Распинавшегося в табачно-винном угаре перед отупевшими людьми «жреца Аполлона» чуткому сердцу молодой актрисы было просто жалко, словно она сама стояла на ресторанном подиуме, хотя вперемешку с хорошими стихами нес он и отчаянную несуразицу, претенциозно представленную как vers libre [93]:

Ложка лежит на столе.
Стакан стоит на столе.
В стакане — вода.
В окне — стекло.
За стеклом — улица.
Свет фонарей.
Вонь газовых фонарей.
В луже тоже свет.
Холодно на улице —
Бр-р-р!
Про-мозг-лятина!
А в витрине — телятина.
Мясо с душком — на двугривенный фунт.
Фу ты — ну ты!
Некто выходит из подворотни.
В луже корка лежит…

Публике поэт наскучил очень скоро, тем более что стал вызывающе бросать в зал хлесткие строки «несчастного и проклятого» Артюра Рембо:

Mon triste cœur bave à la poupe.
Mon cœur couvert de caporal:
Ils y lancent des jets de soupe…
Sous les quolibets de la troupe
Qui pousse un rire général… [94]

Te из присутствующих, кто понимал по-французски, приняли строки Рембо как личное оскорбление, а те, кто языка не знал и понять ничего не мог, желали хоть один вечер отдохнуть от «лягушачьего кваканья». В общем, публика бурно запротестовала: поэта освистали, потом в него полетели фрукты и даже объедки. Настроение у Ксении совсем испортилось: «Почти как было с самим Рембо. Бедный. Может быть, им станет стыдно, когда проспятся, когда вспомнят, как их самих вчера провожали со сцены, а он вряд ли такое забудет…» С молчаливым разочарованием поэт, еще не знавший такого позора, оглядел зал. высыпал на руку между большим и указательным пальцами дозу белого порошка, вдохнул в себя, затем, пошатываясь и хохоча, с гордо запрокинутой головой проследовал мимо зарвавшихся невежд к выходу, напоследок оглушительно хлопнув дверью.

Балерина инстинктивно зажала уши. Кроме нее словно бы никто и не заметил, как только что обидели человека. Да и до того ли было всем этим талантливым и мнящим себя талантами господам: они невозмутимо продолжали пить, закусывать, сплетничать о чужих гонорарах или интимных отношениях. Ксения порой слышала праздные разговоры об однополой любви, присущей богемной среде, особенно мужчинам-танцовщикам, однако тему эту считала закрытой для обсуждения. Она вообще предпочитала не видеть чужих, порой трагических, слабостей: для нее было принципиально важно происходившее на сцене, а не в гримуборных и будуарах. Но в зале как раз произошла ссора на этой сверхинтимной почве: один из артистов приревновал другого к самому антрепренеру! Известный корифей труппы во всеуслышание съязвил:

— Кажется, R… возомнил себя гением танца и претендует теперь на первые партии, а я решительно ничего выдающегося не вижу в этом выскочке, так, калиф на час! И что только нашел в нем… — он отчетливо произнес фамилию импресарио. — Как известно наш принципал [95]равнодушен к низкорослым брюнетам, тем более к бездарным и безнадежно кривоногим.

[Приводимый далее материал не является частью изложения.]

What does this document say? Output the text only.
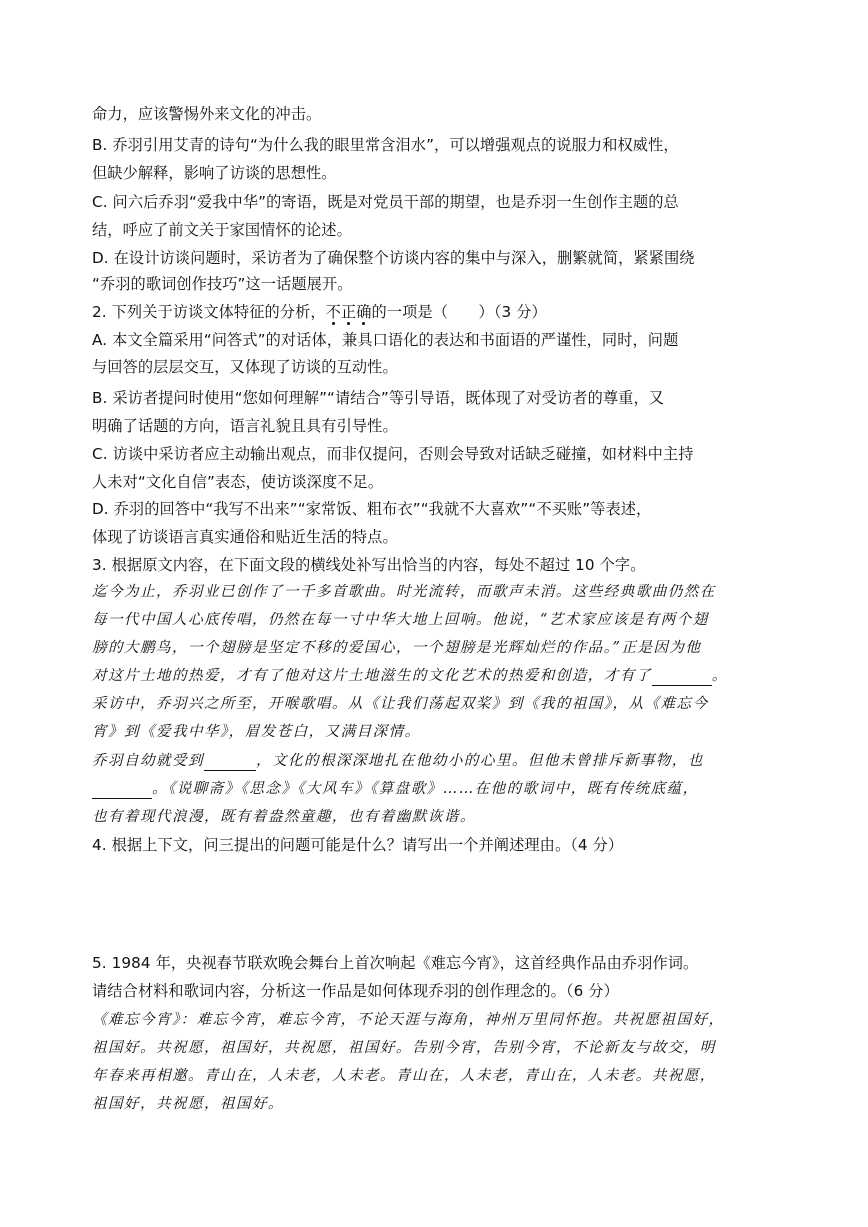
命力，应该警惕外来文化的冲击。
B. 乔羽引用艾青的诗句“为什么我的眼里常含泪水”，可以增强观点的说服力和权威性，
但缺少解释，影响了访谈的思想性。
C. 问六后乔羽“爱我中华”的寄语，既是对党员干部的期望，也是乔羽一生创作主题的总
结，呼应了前文关于家国情怀的论述。
D. 在设计访谈问题时，采访者为了确保整个访谈内容的集中与深入，删繁就简，紧紧围绕
“乔羽的歌词创作技巧”这一话题展开。
2. 下列关于访谈文体特征的分析，不正确的一项是（　　）（3 分）
A. 本文全篇采用“问答式”的对话体，兼具口语化的表达和书面语的严谨性，同时，问题
与回答的层层交互，又体现了访谈的互动性。
B. 采访者提问时使用“您如何理解”“请结合”等引导语，既体现了对受访者的尊重，又
明确了话题的方向，语言礼貌且具有引导性。
C. 访谈中采访者应主动输出观点，而非仅提问，否则会导致对话缺乏碰撞，如材料中主持
人未对“文化自信”表态，使访谈深度不足。
D. 乔羽的回答中“我写不出来”“家常饭、粗布衣”“我就不大喜欢”“不买账”等表述，
体现了访谈语言真实通俗和贴近生活的特点。
3. 根据原文内容，在下面文段的横线处补写出恰当的内容，每处不超过 10 个字。
迄今为止，乔羽业已创作了一千多首歌曲。时光流转，而歌声未消。这些经典歌曲仍然在
每一代中国人心底传唱，仍然在每一寸中华大地上回响。他说，“艺术家应该是有两个翅
膀的大鹏鸟，一个翅膀是坚定不移的爱国心，一个翅膀是光辉灿烂的作品。”正是因为他
对这片土地的热爱，才有了他对这片土地滋生的文化艺术的热爱和创造，才有了	。
采访中，乔羽兴之所至，开喉歌唱。从《让我们荡起双桨》到《我的祖国》，从《难忘今
宵》到《爱我中华》，眉发苍白，又满目深情。
乔羽自幼就受到	，文化的根深深地扎在他幼小的心里。但他未曾排斥新事物，也
。《说聊斋》《思念》《大风车》《算盘歌》……在他的歌词中，既有传统底蕴，
也有着现代浪漫，既有着盎然童趣，也有着幽默诙谐。
4. 根据上下文，问三提出的问题可能是什么？请写出一个并阐述理由。（4 分）
5. 1984 年，央视春节联欢晚会舞台上首次响起《难忘今宵》，这首经典作品由乔羽作词。
请结合材料和歌词内容，分析这一作品是如何体现乔羽的创作理念的。（6 分）
《难忘今宵》：难忘今宵，难忘今宵，不论天涯与海角，神州万里同怀抱。共祝愿祖国好，
祖国好。共祝愿，祖国好，共祝愿，祖国好。告别今宵，告别今宵，不论新友与故交，明
年春来再相邀。青山在，人未老，人未老。青山在，人未老，青山在，人未老。共祝愿，
祖国好，共祝愿，祖国好。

Тут началась потасовка, переросшая в безобразную свалку. Оскорбленный плеснул в лицо обидчику содержимое бокала, тот не остался в долгу, затем вмешались дружественные «партии» с обеих сторон. Перевернули столы, принялись громить другую мебель, в ход пошли ножки от стульев, слышался звон разбиваемой посуды, крепкая ругань, женский визг. Дело, казалось, близилось к поножовщине. Метрдотель и владелец ресторана бегали по залу, безуспешно пытаясь утихомирить распоясавшихся русских артистов. Ксения в страхе замерла за своим отдельным столиком: «Зачем я сюда поехала? Могла бы спокойно отдыхать в отеле. Настоящий содом! Что делать, что же мне делать?..» Напуганная, она даже не заметила, как vis-à-vis [96]появился ее «личный» охранник и строго произнес:

— Незачем вам, мадемуазель, смотреть на это безобразие, тем более что хозяин, по-моему, успел вызвать полицию. Пойдемте-ка отсюда, я возьму таксомотор, и вас доставят в отель в целости и сохранности. Можете не сомневаться.

— Вы очень любезны, — только и успела вымолвить Ксения.

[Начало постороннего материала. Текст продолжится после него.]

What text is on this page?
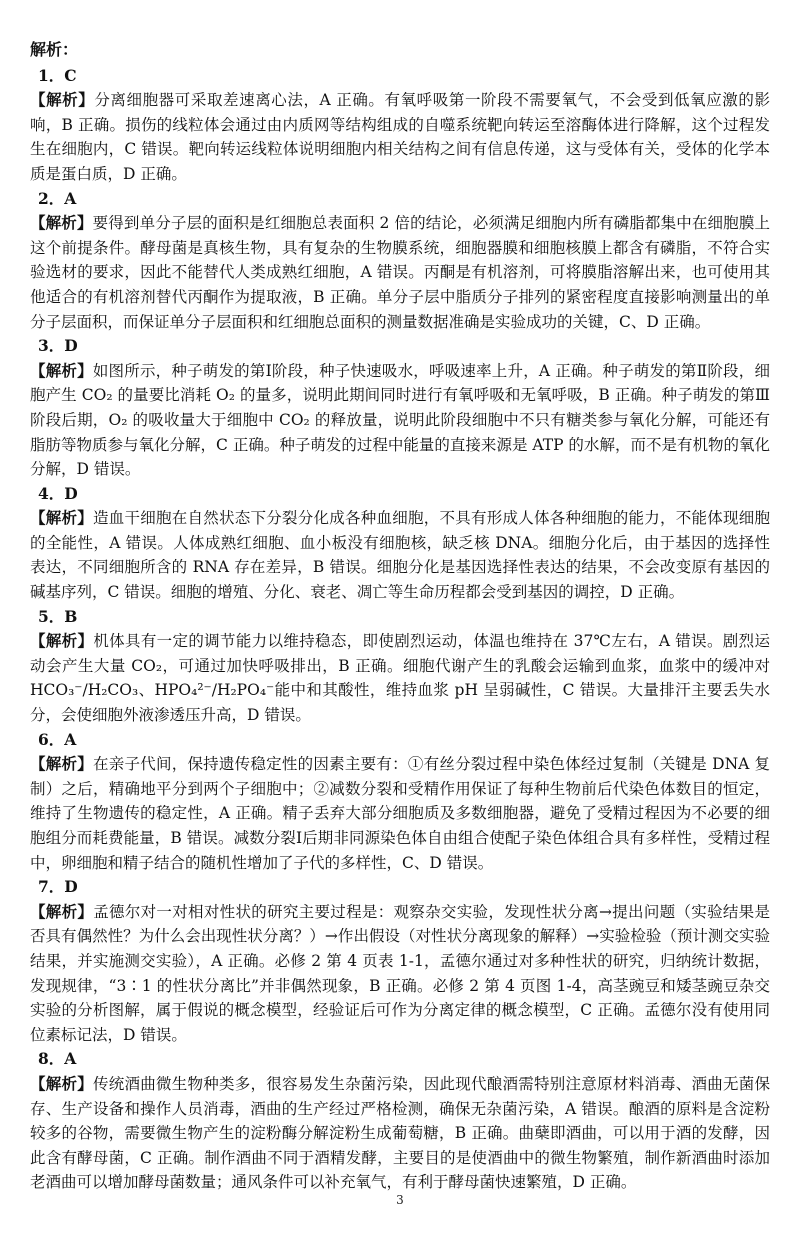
解析：
1．C

【解析】分离细胞器可采取差速离心法，A 正确。有氧呼吸第一阶段不需要氧气，不会受到低氧应激的影响，B 正确。损伤的线粒体会通过由内质网等结构组成的自噬系统靶向转运至溶酶体进行降解，这个过程发生在细胞内，C 错误。靶向转运线粒体说明细胞内相关结构之间有信息传递，这与受体有关，受体的化学本质是蛋白质，D 正确。

2．A

【解析】要得到单分子层的面积是红细胞总表面积 2 倍的结论，必须满足细胞内所有磷脂都集中在细胞膜上这个前提条件。酵母菌是真核生物，具有复杂的生物膜系统，细胞器膜和细胞核膜上都含有磷脂，不符合实验选材的要求，因此不能替代人类成熟红细胞，A 错误。丙酮是有机溶剂，可将膜脂溶解出来，也可使用其他适合的有机溶剂替代丙酮作为提取液，B 正确。单分子层中脂质分子排列的紧密程度直接影响测量出的单分子层面积，而保证单分子层面积和红细胞总面积的测量数据准确是实验成功的关键，C、D 正确。

3．D

【解析】如图所示，种子萌发的第Ⅰ阶段，种子快速吸水，呼吸速率上升，A 正确。种子萌发的第Ⅱ阶段，细胞产生 CO₂ 的量要比消耗 O₂ 的量多，说明此期间同时进行有氧呼吸和无氧呼吸，B 正确。种子萌发的第Ⅲ阶段后期，O₂ 的吸收量大于细胞中 CO₂ 的释放量，说明此阶段细胞中不只有糖类参与氧化分解，可能还有脂肪等物质参与氧化分解，C 正确。种子萌发的过程中能量的直接来源是 ATP 的水解，而不是有机物的氧化分解，D 错误。

4．D

【解析】造血干细胞在自然状态下分裂分化成各种血细胞，不具有形成人体各种细胞的能力，不能体现细胞的全能性，A 错误。人体成熟红细胞、血小板没有细胞核，缺乏核 DNA。细胞分化后，由于基因的选择性表达，不同细胞所含的 RNA 存在差异，B 错误。细胞分化是基因选择性表达的结果，不会改变原有基因的碱基序列，C 错误。细胞的增殖、分化、衰老、凋亡等生命历程都会受到基因的调控，D 正确。

5．B

【解析】机体具有一定的调节能力以维持稳态，即使剧烈运动，体温也维持在 37℃左右，A 错误。剧烈运动会产生大量 CO₂，可通过加快呼吸排出，B 正确。细胞代谢产生的乳酸会运输到血浆，血浆中的缓冲对 HCO₃⁻/H₂CO₃、HPO₄²⁻/H₂PO₄⁻能中和其酸性，维持血浆 pH 呈弱碱性，C 错误。大量排汗主要丢失水分，会使细胞外液渗透压升高，D 错误。

6．A

【解析】在亲子代间，保持遗传稳定性的因素主要有：①有丝分裂过程中染色体经过复制（关键是 DNA 复制）之后，精确地平分到两个子细胞中；②减数分裂和受精作用保证了每种生物前后代染色体数目的恒定，维持了生物遗传的稳定性，A 正确。精子丢弃大部分细胞质及多数细胞器，避免了受精过程因为不必要的细胞组分而耗费能量，B 错误。减数分裂Ⅰ后期非同源染色体自由组合使配子染色体组合具有多样性，受精过程中，卵细胞和精子结合的随机性增加了子代的多样性，C、D 错误。

7．D

【解析】孟德尔对一对相对性状的研究主要过程是：观察杂交实验，发现性状分离→提出问题（实验结果是否具有偶然性？为什么会出现性状分离？）→作出假设（对性状分离现象的解释）→实验检验（预计测交实验结果，并实施测交实验），A 正确。必修 2 第 4 页表 1-1，孟德尔通过对多种性状的研究，归纳统计数据，发现规律，“3∶1 的性状分离比”并非偶然现象，B 正确。必修 2 第 4 页图 1-4，高茎豌豆和矮茎豌豆杂交实验的分析图解，属于假说的概念模型，经验证后可作为分离定律的概念模型，C 正确。孟德尔没有使用同位素标记法，D 错误。

8．A

【解析】传统酒曲微生物种类多，很容易发生杂菌污染，因此现代酿酒需特别注意原材料消毒、酒曲无菌保存、生产设备和操作人员消毒，酒曲的生产经过严格检测，确保无杂菌污染，A 错误。酿酒的原料是含淀粉较多的谷物，需要微生物产生的淀粉酶分解淀粉生成葡萄糖，B 正确。曲蘖即酒曲，可以用于酒的发酵，因此含有酵母菌，C 正确。制作酒曲不同于酒精发酵，主要目的是使酒曲中的微生物繁殖，制作新酒曲时添加老酒曲可以增加酵母菌数量；通风条件可以补充氧气，有利于酵母菌快速繁殖，D 正确。

3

Через минуту они уже были на улице. Добрый молодец договорился с одним из шоферов, дремавшим в авто возле шикарного подъезда ресторана. Ксении даже показалось, что охранник погрозил ему здоровенным кулачищем. Он усадил «бесценную» артистку в машину со словами:

— Не беспокойтесь. Я ему объяснил что к чему. Домчит мигом.

— А как же вы?

— Не потеряюсь. — усмехнулся загадочный тип. — Мне и так общаться с вами публично не положено — служба!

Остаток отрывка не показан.